Iron Age broch on the north coast of the island of Skye, Scotland

Dun Fiadhairt is an Iron Age broch located on the north coast of the island of Skye, in Scotland.

==Location==
Dun Fiadhairt 3.5 kilometres northwest of Dunvegan on Skye. The broch stands on a low, rocky knoll, in the midst of moorland, on a peninsula which juts into the east side of Loch Dunvegan.

==Description==
The broch has an external diameter of 16.8 metres and an internal diameter of 9.6 metres. The main entrance is on the west side of the broch and the entrance passage is 3.7 metres long. The passage contains two opposing guard cells.

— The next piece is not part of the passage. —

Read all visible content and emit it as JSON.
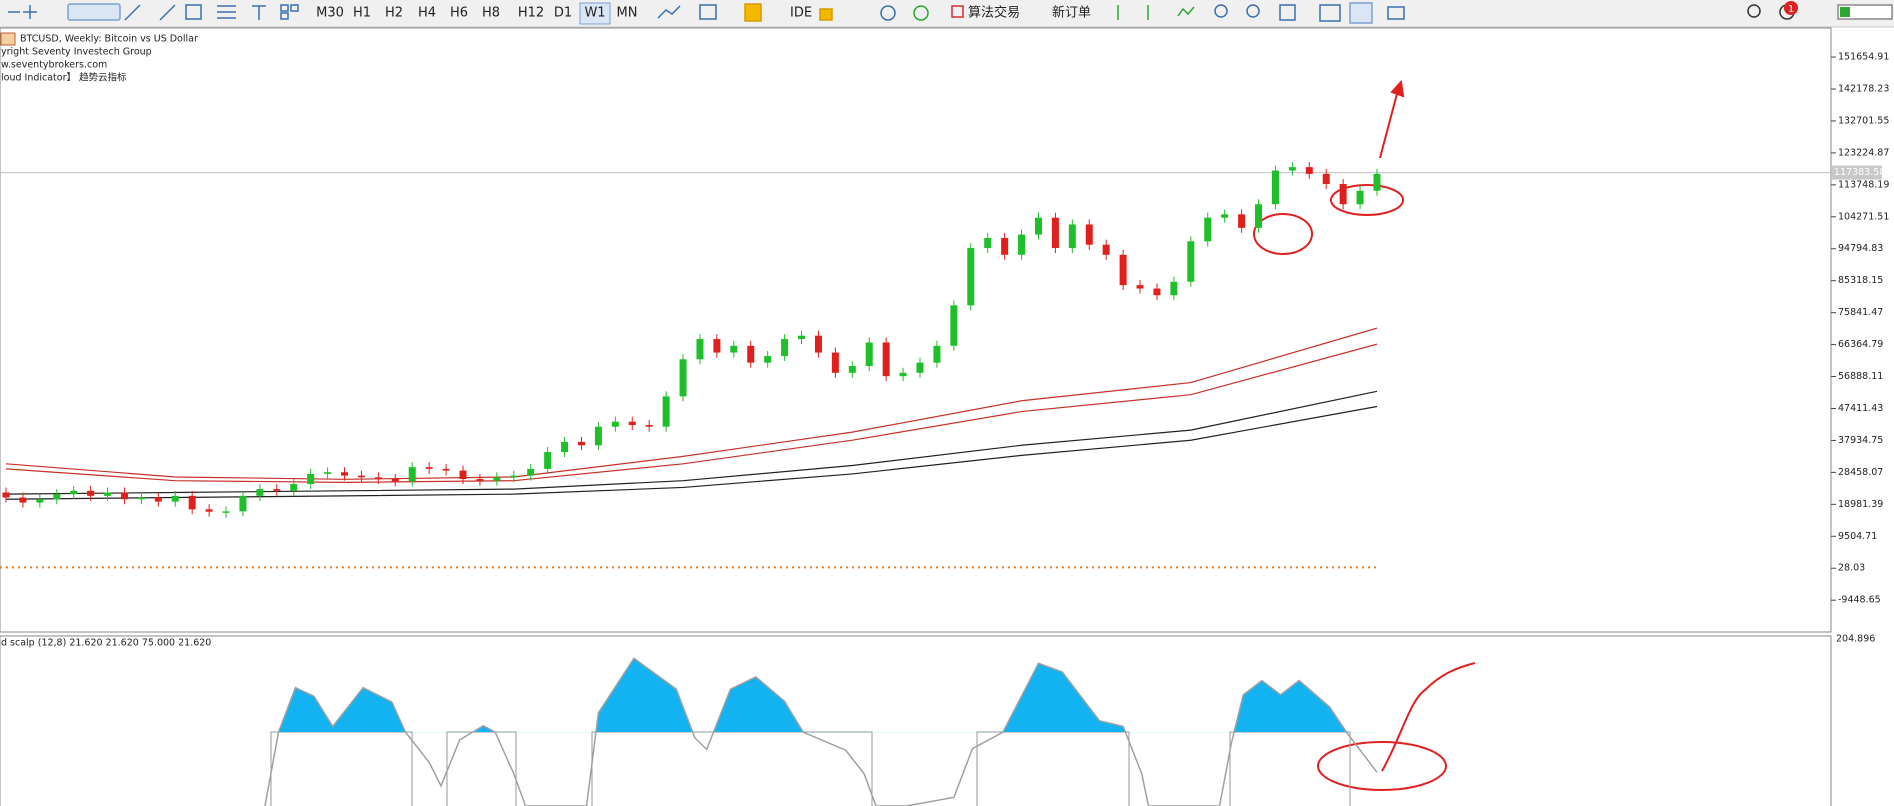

The interior of the broch contains a double cell in the side wall, and a "guard cell" at the foot of the stairs. The rest of the inner wall is occupied by a ground level gallery. The door to this mural gallery goes right through the wall to form a small second entrance. It is not certain if this second entrance is part of the original structure, since other second entrances found in brochs elsewhere appear to be of later construction.

==Excavations==
Dun Fiadhairt was excavated around 1892 by the Countess Vincent Baillet de Latour. Little information survives about these early excavations, and 20 years later she would excavate Dun Beag with more care.

Finds included a quantity of pottery, and a large amount of "iron refuse". Stone finds included a rotary quern, a whetstone, a hammerstone, spindle whorls and a fragment of an armlet. Several glass beads were found of various colours, and in addition there were 59 amber beads in the form of short cylinders which presumably formed a necklace. There was also found a baked clay object, thought to be a Roman votive model of a bale of wool.